The rubber really doesn't get hot. It doesn't get uncomfortable. What it does do, it makes you have to come in at four o'clock in the morning for make-up, and it means when everybody else has gone home, you're still sitting here

With the appliance make-ups, I think everybody enjoys it in the beginning. When you finally reach your seventh season, I think it starts to get tiring, everybody knows that they're going to be going on and doing something else, and it becomes just an old memory. You know, when I see Ethan Philips and Rene [Auberjoinois], they're off onto other things, and that seven years was something that was part of their career and is over with.

Gossip
  William Shatner said that the make-up room was always the social hub of the programme.
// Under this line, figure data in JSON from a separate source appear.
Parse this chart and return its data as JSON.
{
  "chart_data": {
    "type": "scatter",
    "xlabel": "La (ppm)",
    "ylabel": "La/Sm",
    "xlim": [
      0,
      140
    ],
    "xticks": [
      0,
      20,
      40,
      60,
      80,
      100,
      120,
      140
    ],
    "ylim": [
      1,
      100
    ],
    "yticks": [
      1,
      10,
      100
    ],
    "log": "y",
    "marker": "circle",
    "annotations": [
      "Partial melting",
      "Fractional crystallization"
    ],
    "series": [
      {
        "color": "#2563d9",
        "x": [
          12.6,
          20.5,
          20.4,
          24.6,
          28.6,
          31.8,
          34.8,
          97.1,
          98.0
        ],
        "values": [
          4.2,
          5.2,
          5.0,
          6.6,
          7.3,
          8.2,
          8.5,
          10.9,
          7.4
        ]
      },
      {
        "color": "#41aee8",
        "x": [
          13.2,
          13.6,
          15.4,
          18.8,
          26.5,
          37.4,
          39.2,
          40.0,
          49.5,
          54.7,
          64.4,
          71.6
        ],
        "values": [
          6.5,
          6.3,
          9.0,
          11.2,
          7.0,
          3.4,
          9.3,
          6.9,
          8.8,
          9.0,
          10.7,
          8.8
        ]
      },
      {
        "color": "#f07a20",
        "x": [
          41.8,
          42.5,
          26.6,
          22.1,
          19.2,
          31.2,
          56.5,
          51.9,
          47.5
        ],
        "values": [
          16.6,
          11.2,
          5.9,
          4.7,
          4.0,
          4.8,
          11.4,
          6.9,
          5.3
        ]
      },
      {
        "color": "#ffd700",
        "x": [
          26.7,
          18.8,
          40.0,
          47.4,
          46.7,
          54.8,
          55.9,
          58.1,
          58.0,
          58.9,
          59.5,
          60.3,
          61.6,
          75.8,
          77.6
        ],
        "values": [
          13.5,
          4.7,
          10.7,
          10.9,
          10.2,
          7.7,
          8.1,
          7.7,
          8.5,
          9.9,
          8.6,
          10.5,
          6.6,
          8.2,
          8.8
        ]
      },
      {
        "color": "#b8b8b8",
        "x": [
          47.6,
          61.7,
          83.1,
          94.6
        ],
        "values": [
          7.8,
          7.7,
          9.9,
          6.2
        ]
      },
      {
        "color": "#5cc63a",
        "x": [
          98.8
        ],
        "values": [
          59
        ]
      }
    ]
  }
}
Is this true?

The make-up room becomes a social centre, because it's where the actors come in first thing in the morning. Anything that's happened in their life, we're the first people they see in the morning, the first people that they share their life with, whether it's good, bad or indifferent.

You learn an awful lot about personal lives of them, and, of course, they expect you not to go ahead and tell the world what's going on.

Cardassians
  Inspired by modern art

I was eating in a restaurant one night, and there was an art gallery next door, and there was an abstract painting of a woman, and she had a spoon in the middle of her head. And I said, 'Some day, I'm going to use that.'

And it took me a couple of years - when I was doing the Cardassians, I happen to remember the spoon and the head, and it wound up on the Cardassians.